Selain itu, Anto Genk juga menyoroti perkembangan pembangunan infrastruktur di Sumatera Utara, khususnya pembangunan tiga ruas jalan provinsi di kawasan Sipiongot, Kecamatan Dolok, Kabupaten Padang Lawas Utara. Proyek tersebut dinilai akan memperkuat konektivitas antarwilayah serta mendorong percepatan pertumbuhan ekonomi masyarakat.
Di sektor ekonomi, ia mengapresiasi pertumbuhan ekonomi Sumatera Utara pada Triwulan I Tahun 2026 yang tercatat mencapai 4,98 persen secara tahunan (year on year). Bahkan, proyeksi Bank Indonesia memperkirakan pertumbuhan ekonomi Sumatera Utara hingga akhir tahun berada pada kisaran 4,9 hingga 5,7 persen, yang dinilai menjadi indikator positif bagi iklim investasi dan dunia usaha.
JMSI Sumut juga memberikan apresiasi atas langkah tegas Pemerintah Provinsi Sumatera Utara bersama Pemerintah Kabupaten Karo dalam menertibkan praktik pungutan liar di kawasan wisata Sidebuk-debuk. Kebijakan tersebut dinilai mampu menciptakan rasa aman dan nyaman bagi wisatawan sekaligus meningkatkan citra destinasi wisata Sumatera Utara.
Anto Genk menegaskan, keberhasilan pembangunan tidak terlepas dari komunikasi publik yang efektif.

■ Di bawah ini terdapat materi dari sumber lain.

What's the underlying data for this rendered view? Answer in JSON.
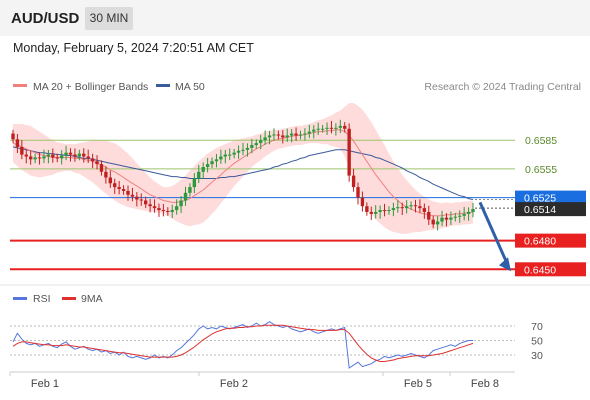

Oleh karena itu, kolaborasi antara pemerintah dan media dinilai menjadi faktor penting agar setiap program pembangunan dapat diketahui, dipahami, sekaligus diawasi oleh masyarakat.
Ia juga mengapresiasi keterbukaan Pemerintah Provinsi Sumatera Utara yang terus membangun komunikasi dengan insan pers melalui berbagai forum dialog, pertemuan bersama para pemimpin redaksi, hingga pelibatan wartawan dalam sejumlah agenda dan rapat kerja pemerintah daerah.
“Kolaborasi pemerintah dan media bukan sekadar menyampaikan informasi, tetapi juga membangun kepercayaan publik. JMSI Sumut siap menjadi mitra strategis pemerintah dalam menyebarluaskan informasi pembangunan dan pelayanan publik secara cepat, akurat, edukatif, dan berimbang,” tegasnya.
Anto Genk berharap sinergi yang telah terjalin antara Pemerintah Provinsi Sumatera Utara dan media siber terus diperkuat sehingga berbagai program pembangunan dapat berjalan optimal serta memberikan manfaat nyata bagi seluruh masyarakat Sumatera Utara.